Solicitor Peter McDonnell who is dealing with almost 150 patients said yesterday their case for a class action against DePuy and/or Johnson and Johnson was strengthening all the time.
The New York Times published an email sent from one executive at the conglomerate to three others in Aug 2009 in which she informed them that the Food and Drug Administration, the US equivalent of the Irish Medicines Board, had refused approval for use of the implants in the US because records showed a high failure rate with them.
Regardless of that knowledge, the implants continued to be marketed and sold in Europe for another year before they were withdrawn amid growing concerns by medical practictioners using them and the failure rate.

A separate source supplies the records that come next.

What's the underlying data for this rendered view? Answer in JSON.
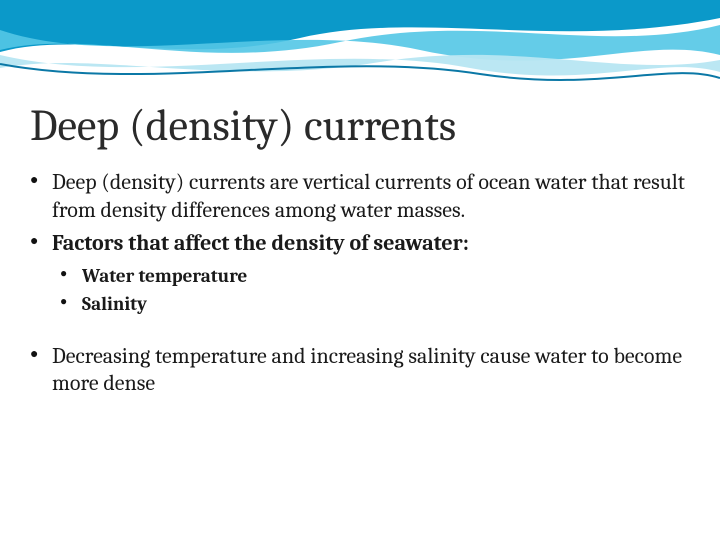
{
  "slide": {
    "title": "Deep (density) currents",
    "title_fontsize": 44,
    "title_color": "#2a2a2a",
    "body_fontsize_level1": 22,
    "body_fontsize_level2": 19,
    "body_color": "#1a1a1a",
    "background_color": "#ffffff",
    "bullets": [
      {
        "level": 1,
        "bold": false,
        "text": "Deep (density) currents are vertical currents of ocean water that result from density differences among water masses."
      },
      {
        "level": 1,
        "bold": true,
        "text": "Factors that affect the density of seawater:"
      },
      {
        "level": 2,
        "bold": true,
        "text": "Water temperature"
      },
      {
        "level": 2,
        "bold": true,
        "text": "Salinity"
      },
      {
        "level": 1,
        "bold": false,
        "spacer_before": true,
        "text": "Decreasing temperature and increasing salinity cause water to become more dense"
      }
    ]
  },
  "theme": {
    "wave_colors": {
      "top_band": "#0b99c9",
      "mid_band": "#53c6e6",
      "light_band": "#b7e6f2",
      "accent_line": "#0b78a6"
    },
    "font_family_title": "Cambria",
    "font_family_body": "Cambria"
  }
}
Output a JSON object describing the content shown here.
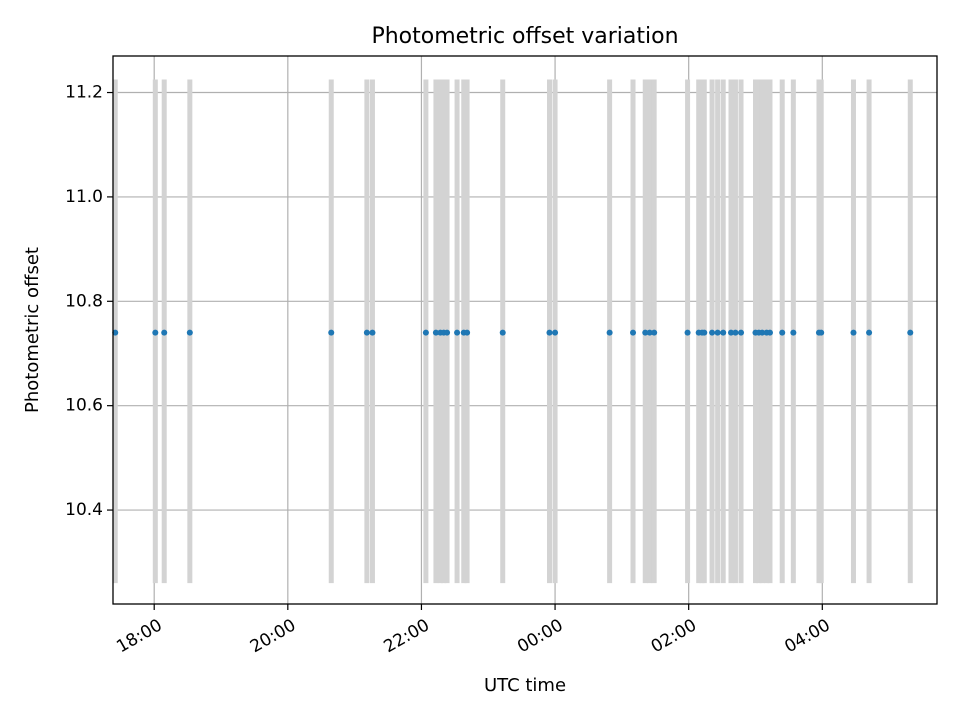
{
  "chart_data": {
    "type": "scatter",
    "title": "Photometric offset variation",
    "xlabel": "UTC time",
    "ylabel": "Photometric offset",
    "grid": true,
    "x_axis": {
      "kind": "time",
      "range": [
        "17:23",
        "05:43"
      ],
      "ticks": [
        "18:00",
        "20:00",
        "22:00",
        "00:00",
        "02:00",
        "04:00"
      ],
      "tick_rotation_deg": 30
    },
    "y_axis": {
      "range": [
        10.22,
        11.27
      ],
      "ticks": [
        "10.4",
        "10.6",
        "10.8",
        "11.0",
        "11.2"
      ]
    },
    "error_bar_span": [
      10.26,
      11.225
    ],
    "error_bar_color": "#d3d3d3",
    "point_color": "#1f77b4",
    "x": [
      "17:25",
      "18:01",
      "18:09",
      "18:32",
      "20:39",
      "21:11",
      "21:16",
      "22:04",
      "22:13",
      "22:17",
      "22:20",
      "22:23",
      "22:32",
      "22:38",
      "22:41",
      "23:13",
      "23:55",
      "00:00",
      "00:49",
      "01:10",
      "01:21",
      "01:25",
      "01:29",
      "01:59",
      "02:09",
      "02:12",
      "02:14",
      "02:21",
      "02:26",
      "02:31",
      "02:38",
      "02:42",
      "02:47",
      "03:00",
      "03:03",
      "03:06",
      "03:10",
      "03:13",
      "03:24",
      "03:34",
      "03:57",
      "03:59",
      "04:28",
      "04:42",
      "05:19"
    ],
    "y": [
      10.74,
      10.74,
      10.74,
      10.74,
      10.74,
      10.74,
      10.74,
      10.74,
      10.74,
      10.74,
      10.74,
      10.74,
      10.74,
      10.74,
      10.74,
      10.74,
      10.74,
      10.74,
      10.74,
      10.74,
      10.74,
      10.74,
      10.74,
      10.74,
      10.74,
      10.74,
      10.74,
      10.74,
      10.74,
      10.74,
      10.74,
      10.74,
      10.74,
      10.74,
      10.74,
      10.74,
      10.74,
      10.74,
      10.74,
      10.74,
      10.74,
      10.74,
      10.74,
      10.74,
      10.74
    ]
  }
}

DePuy has disputed the significance of the email, saying it was part of the process of reviewing the implant over time which eventually led to the decision to withdraw it.

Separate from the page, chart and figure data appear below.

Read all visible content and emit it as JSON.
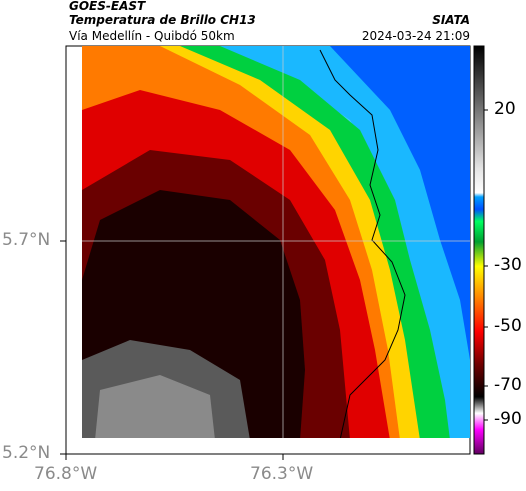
{
  "header": {
    "satellite": "GOES-EAST",
    "product": "Temperatura de Brillo CH13",
    "org": "SIATA",
    "route": "Vía Medellín - Quibdó 50km",
    "datetime": "2024-03-24 21:09"
  },
  "map": {
    "lat_ticks": [
      "5.7°N",
      "5.2°N"
    ],
    "lon_ticks": [
      "76.8°W",
      "76.3°W"
    ]
  },
  "colorbar": {
    "labels": [
      "20",
      "-30",
      "-50",
      "-70",
      "-90"
    ],
    "scale_min": -95,
    "scale_max": 35
  }
}
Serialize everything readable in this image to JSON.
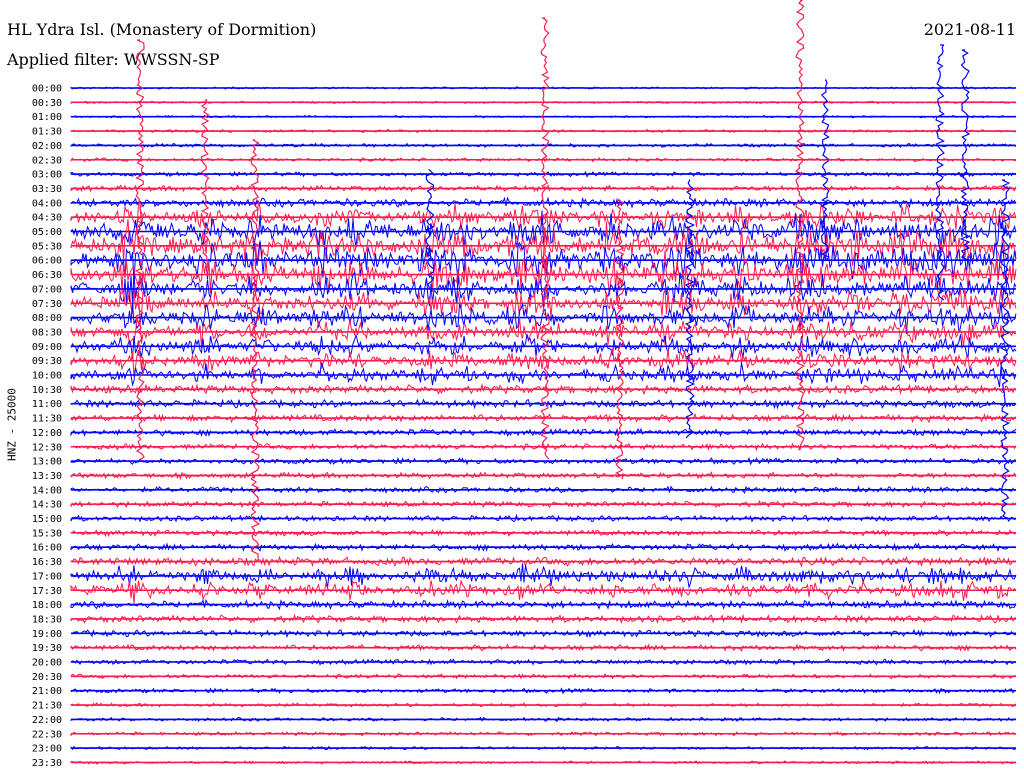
{
  "header": {
    "title": "HL Ydra Isl. (Monastery of Dormition)",
    "filter": "Applied filter: WWSSN-SP",
    "date": "2021-08-11"
  },
  "colors": {
    "odd": "#0000ff",
    "even": "#ff1a4d",
    "text": "#000000"
  },
  "chart_data": {
    "type": "line",
    "title": "HL Ydra Isl. (Monastery of Dormition)",
    "subtitle": "Applied filter: WWSSN-SP",
    "ylabel": "HNZ - 25000",
    "date": "2021-08-11",
    "row_labels": [
      "00:00",
      "00:30",
      "01:00",
      "01:30",
      "02:00",
      "02:30",
      "03:00",
      "03:30",
      "04:00",
      "04:30",
      "05:00",
      "05:30",
      "06:00",
      "06:30",
      "07:00",
      "07:30",
      "08:00",
      "08:30",
      "09:00",
      "09:30",
      "10:00",
      "10:30",
      "11:00",
      "11:30",
      "12:00",
      "12:30",
      "13:00",
      "13:30",
      "14:00",
      "14:30",
      "15:00",
      "15:30",
      "16:00",
      "16:30",
      "17:00",
      "17:30",
      "18:00",
      "18:30",
      "19:00",
      "19:30",
      "20:00",
      "20:30",
      "21:00",
      "21:30",
      "22:00",
      "22:30",
      "23:00",
      "23:30"
    ],
    "row_amplitude": [
      0.3,
      0.3,
      0.3,
      0.4,
      0.5,
      0.5,
      0.6,
      0.8,
      1.2,
      1.6,
      2.2,
      2.6,
      2.6,
      2.4,
      2.0,
      1.8,
      1.8,
      1.6,
      1.5,
      1.4,
      1.3,
      1.2,
      1.1,
      1.0,
      0.9,
      0.8,
      0.8,
      0.8,
      0.8,
      0.8,
      0.8,
      0.8,
      0.9,
      1.2,
      1.4,
      1.3,
      1.1,
      1.0,
      0.9,
      0.8,
      0.7,
      0.6,
      0.6,
      0.5,
      0.5,
      0.5,
      0.4,
      0.4
    ],
    "series_colors": [
      "#0000ff",
      "#ff1a4d"
    ]
  }
}
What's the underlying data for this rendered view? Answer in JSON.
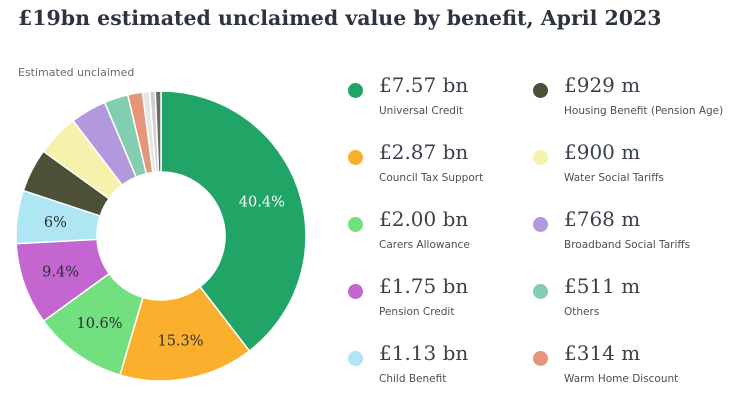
{
  "title": "£19bn estimated unclaimed value by benefit, April 2023",
  "chart_data": {
    "type": "pie",
    "donut": true,
    "subtitle": "Estimated unclaimed",
    "legend_position": "right",
    "slices": [
      {
        "name": "Universal Credit",
        "value": 7.57,
        "display": "£7.57 bn",
        "pct_label": "40.4%",
        "color": "#21a566"
      },
      {
        "name": "Council Tax Support",
        "value": 2.87,
        "display": "£2.87 bn",
        "pct_label": "15.3%",
        "color": "#fbb02d"
      },
      {
        "name": "Carers Allowance",
        "value": 2.0,
        "display": "£2.00 bn",
        "pct_label": "10.6%",
        "color": "#72e07f"
      },
      {
        "name": "Pension Credit",
        "value": 1.75,
        "display": "£1.75 bn",
        "pct_label": "9.4%",
        "color": "#c366cf"
      },
      {
        "name": "Child Benefit",
        "value": 1.13,
        "display": "£1.13 bn",
        "pct_label": "6%",
        "color": "#aee6f4"
      },
      {
        "name": "Housing Benefit (Pension Age)",
        "value": 0.929,
        "display": "£929 m",
        "pct_label": "",
        "color": "#4b5036"
      },
      {
        "name": "Water Social Tariffs",
        "value": 0.9,
        "display": "£900 m",
        "pct_label": "",
        "color": "#f6f1ad"
      },
      {
        "name": "Broadband Social Tariffs",
        "value": 0.768,
        "display": "£768 m",
        "pct_label": "",
        "color": "#b299de"
      },
      {
        "name": "Others",
        "value": 0.511,
        "display": "£511 m",
        "pct_label": "",
        "color": "#83cdb0"
      },
      {
        "name": "Warm Home Discount",
        "value": 0.314,
        "display": "£314 m",
        "pct_label": "",
        "color": "#e3967a"
      }
    ],
    "extra_slices": [
      {
        "value": 0.15,
        "color": "#e6e6e6"
      },
      {
        "value": 0.12,
        "color": "#cfcfcf"
      },
      {
        "value": 0.12,
        "color": "#6b6b6b"
      }
    ]
  }
}
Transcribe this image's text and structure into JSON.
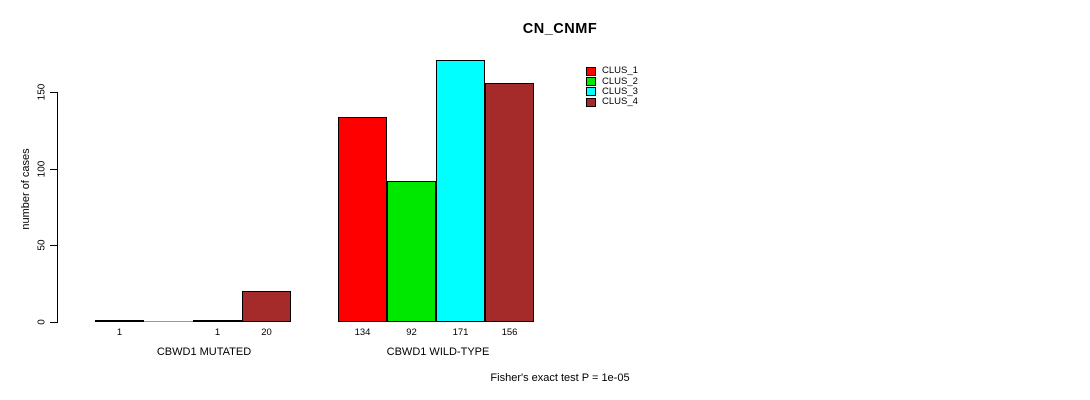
{
  "chart_data": {
    "type": "bar",
    "title": "CN_CNMF",
    "ylabel": "number of cases",
    "xlabel": "",
    "ylim": [
      0,
      175
    ],
    "yticks": [
      0,
      50,
      100,
      150
    ],
    "grid": false,
    "legend_position": "top-right",
    "categories": [
      "CBWD1 MUTATED",
      "CBWD1 WILD-TYPE"
    ],
    "series": [
      {
        "name": "CLUS_1",
        "color": "#FF0000",
        "values": [
          1,
          134
        ]
      },
      {
        "name": "CLUS_2",
        "color": "#00E800",
        "values": [
          0,
          92
        ]
      },
      {
        "name": "CLUS_3",
        "color": "#00FFFF",
        "values": [
          1,
          171
        ]
      },
      {
        "name": "CLUS_4",
        "color": "#A52A2A",
        "values": [
          20,
          156
        ]
      }
    ],
    "bar_value_labels": [
      [
        "1",
        "",
        "1",
        "20"
      ],
      [
        "134",
        "92",
        "171",
        "156"
      ]
    ],
    "annotation": "Fisher's exact test P = 1e-05"
  }
}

However, Mr McDonnell said it undermined any defence the company would seek to make in legal proceedings taken against it here or in other jurisdictions. Preparations for class actions are under way in the US, the UK, and Australia.
“Medical negligence cases are always difficult and every case has to be won on its merits but the point about this case is that a hip op is a massive surgery that leaves a huge scar, usually shortens the bone and leaves people with a limp and requires a lengthy period of rehabilitation afterwards. To have to go through that twice because of a faulty implant is an ordeal nobody should have had to face.”

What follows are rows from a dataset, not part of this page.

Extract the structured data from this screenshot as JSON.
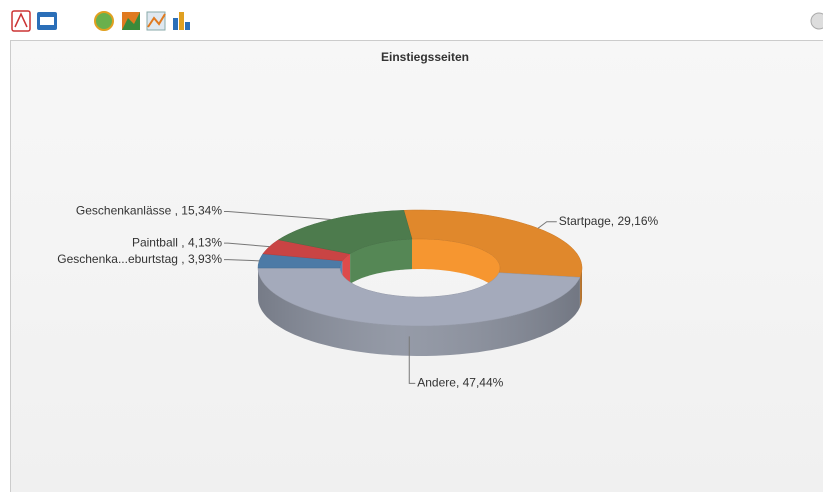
{
  "chart_data": {
    "type": "donut3d",
    "title": "Einstiegsseiten",
    "values": [
      29.16,
      47.44,
      3.93,
      4.13,
      15.34
    ],
    "value_labels": [
      "Startpage, 29,16%",
      "Andere, 47,44%",
      "Geschenka...eburtstag , 3,93%",
      "Paintball , 4,13%",
      "Geschenkanlässe , 15,34%"
    ],
    "colors": [
      "#e0882c",
      "#a4aabb",
      "#4c7aa6",
      "#c94444",
      "#4d7b4d"
    ]
  }
}
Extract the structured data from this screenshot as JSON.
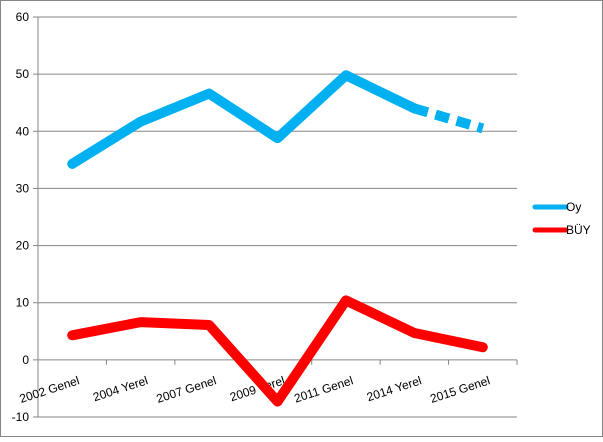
{
  "chart_data": {
    "type": "line",
    "categories": [
      "2002 Genel",
      "2004 Yerel",
      "2007 Genel",
      "2009 Yerel",
      "2011 Genel",
      "2014 Yerel",
      "2015 Genel"
    ],
    "ylim": [
      -10,
      60
    ],
    "yticks": [
      -10,
      0,
      10,
      20,
      30,
      40,
      50,
      60
    ],
    "grid": true,
    "legend_position": "right",
    "series": [
      {
        "name": "Oy",
        "color": "#00B0F0",
        "values": [
          34.3,
          41.7,
          46.6,
          38.8,
          49.8,
          44.0,
          40.5
        ],
        "dashed_last_segment": true
      },
      {
        "name": "BÜY",
        "color": "#FF0000",
        "values": [
          4.3,
          6.6,
          6.1,
          -7.3,
          10.4,
          4.7,
          2.2
        ],
        "dashed_last_segment": false
      }
    ]
  }
}
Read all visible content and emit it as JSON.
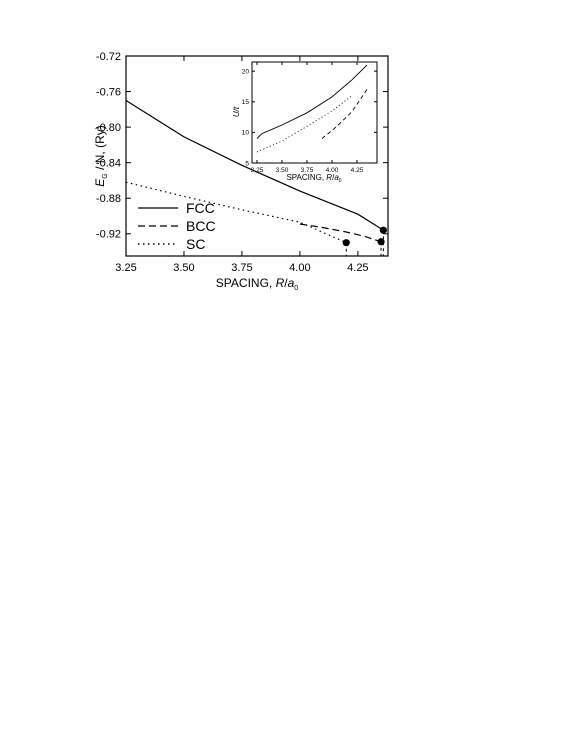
{
  "chart_data": [
    {
      "type": "line",
      "title": "",
      "xlabel": "SPACING, R/a0",
      "ylabel": "E_G / N, (Ry)",
      "xlim": [
        3.25,
        4.38
      ],
      "ylim": [
        -0.945,
        -0.72
      ],
      "xticks": [
        "3.25",
        "3.50",
        "3.75",
        "4.00",
        "4.25"
      ],
      "yticks": [
        "-0.72",
        "-0.76",
        "-0.80",
        "-0.84",
        "-0.88",
        "-0.92"
      ],
      "legend_position": "bottom-left",
      "series": [
        {
          "name": "FCC",
          "style": "solid",
          "x": [
            3.25,
            3.5,
            3.75,
            4.0,
            4.25,
            4.36
          ],
          "y": [
            -0.77,
            -0.811,
            -0.843,
            -0.872,
            -0.898,
            -0.916
          ]
        },
        {
          "name": "BCC",
          "style": "dashed",
          "x": [
            4.0,
            4.1,
            4.2,
            4.28,
            4.35
          ],
          "y": [
            -0.909,
            -0.913,
            -0.918,
            -0.923,
            -0.929
          ]
        },
        {
          "name": "SC",
          "style": "dotted",
          "x": [
            3.25,
            3.5,
            3.75,
            4.0,
            4.2
          ],
          "y": [
            -0.862,
            -0.878,
            -0.893,
            -0.907,
            -0.93
          ]
        }
      ],
      "endpoints": [
        {
          "series": "FCC",
          "x": 4.36,
          "y": -0.916
        },
        {
          "series": "BCC",
          "x": 4.35,
          "y": -0.929
        },
        {
          "series": "SC",
          "x": 4.2,
          "y": -0.93
        }
      ]
    },
    {
      "type": "line",
      "title": "",
      "xlabel": "SPACING, R/a0",
      "ylabel": "U/t",
      "xlim": [
        3.2,
        4.45
      ],
      "ylim": [
        5,
        21.5
      ],
      "xticks": [
        "3.25",
        "3.50",
        "3.75",
        "4.00",
        "4.25"
      ],
      "yticks": [
        "5",
        "10",
        "15",
        "20"
      ],
      "series": [
        {
          "name": "FCC",
          "style": "solid",
          "x": [
            3.25,
            3.3,
            3.5,
            3.75,
            4.0,
            4.2,
            4.35
          ],
          "y": [
            9.0,
            9.8,
            11.2,
            13.2,
            15.8,
            18.6,
            21.0
          ]
        },
        {
          "name": "BCC",
          "style": "dashed",
          "x": [
            3.9,
            4.0,
            4.1,
            4.2,
            4.35
          ],
          "y": [
            9.0,
            10.3,
            11.8,
            13.4,
            17.0
          ]
        },
        {
          "name": "SC",
          "style": "dotted",
          "x": [
            3.25,
            3.5,
            3.75,
            4.0,
            4.2
          ],
          "y": [
            6.8,
            8.6,
            11.0,
            13.5,
            16.0
          ]
        }
      ]
    }
  ]
}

Mr McDonnell is so confident of success that he has already begun paying for the collection and specialist storage of removed implants in laboratory conditions in the UK.
The HSE is advising patients to allow hospitals to send on their old implants to the London Implant Retrieval Centre which has been commissioned by DePuy to investigate why the devices failed but Mr McDonnell said patients would have more confidence in an arrangement that was not paid for by DePuy.
“Really the HSE should be arranging independently for the storage and examination of the implants.” He said he would be contacting the HSE shortly to request a meeting to discuss this issue and other concerns relating to the speed at which patients were being assessed and how thoroughly they were being examined.